Evaluating the Effects of Antagonistic Interactions on Pathogen Inhibition by Streptomyces Isolates from a Disease Suppressive Soil

Abstract

Diseases of plants threaten global food security and increase the cost of producing food and fiber. Synthetic pesticides have proven effective at suppressing many plant diseases but can require repeated applications at significant expense and cause harm to humans and the environment. Disease suppressive soils often support naturally-occurring soil microbial communities that inhibit plant pathogens and could be used to develop biocontrol or other plant disease management methods. However, high frequencies of resource competition and antagonistic interactions among naturally-occurring pathogen-suppressive populations represent a challenge for reproducing effective microbial disease suppression in agricultural settings. This work sought to further understanding of how the complex network of interactions that occur within disease suppressive soil microbial communities influences pathogen suppression by evaluating pairwise interactions of community members in vitro. Specifically, I characterized inhibition and nutrient competition among community members and their relationships to pathogen inhibition.
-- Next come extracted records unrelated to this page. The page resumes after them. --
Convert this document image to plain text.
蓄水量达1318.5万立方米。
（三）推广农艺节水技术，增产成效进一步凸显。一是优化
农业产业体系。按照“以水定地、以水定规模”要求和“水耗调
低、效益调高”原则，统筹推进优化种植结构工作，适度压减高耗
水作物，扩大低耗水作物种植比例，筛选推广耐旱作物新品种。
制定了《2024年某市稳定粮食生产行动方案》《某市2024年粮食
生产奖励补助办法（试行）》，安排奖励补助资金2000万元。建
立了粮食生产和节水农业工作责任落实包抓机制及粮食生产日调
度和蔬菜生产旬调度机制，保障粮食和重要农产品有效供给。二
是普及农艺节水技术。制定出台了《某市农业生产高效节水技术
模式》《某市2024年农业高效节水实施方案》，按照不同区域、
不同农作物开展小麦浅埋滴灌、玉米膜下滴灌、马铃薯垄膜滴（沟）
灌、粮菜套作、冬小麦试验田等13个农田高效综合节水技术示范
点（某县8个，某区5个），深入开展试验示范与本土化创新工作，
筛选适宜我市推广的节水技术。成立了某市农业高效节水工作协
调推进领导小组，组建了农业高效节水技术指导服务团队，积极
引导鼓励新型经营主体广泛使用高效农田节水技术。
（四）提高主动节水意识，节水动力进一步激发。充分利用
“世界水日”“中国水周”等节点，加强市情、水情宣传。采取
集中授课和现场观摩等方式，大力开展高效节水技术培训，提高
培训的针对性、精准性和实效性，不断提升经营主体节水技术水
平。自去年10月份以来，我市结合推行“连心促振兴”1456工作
Among a random collection of 75 Streptomyces isolates from the rhizosphere soil of potato plants grown in a naturally-occurring scab-suppressive soil in Grand Rapids, MN, 34 isolates were able to inhibit pathogenic Streptomyces scabies strain S87. I hypothesized that isolates would have decreased pathogen inhibition when grown in vitro with an inhibitory partner isolate relative to when grown alone. Similarly, isolates were hypothesized to have decreased pathogen inhibition when grown with highly nutrient competitive partners relative to when grown alone. However, when pathogen-inhibiting isolates were grown in pairs there were no consistent effects of partner inhibition or nutrient competition on pathogen inhibition. These results suggest that antagonistic and resource competitive interactions, while potentially important to the long-term establishment of disease suppressive soil microbiomes, may have limited effects on direct inhibition of pathogens. Moreover, this work suggests that successful biological control of plant diseases may not be limited solely to non-antagonistic inoculant mixtures.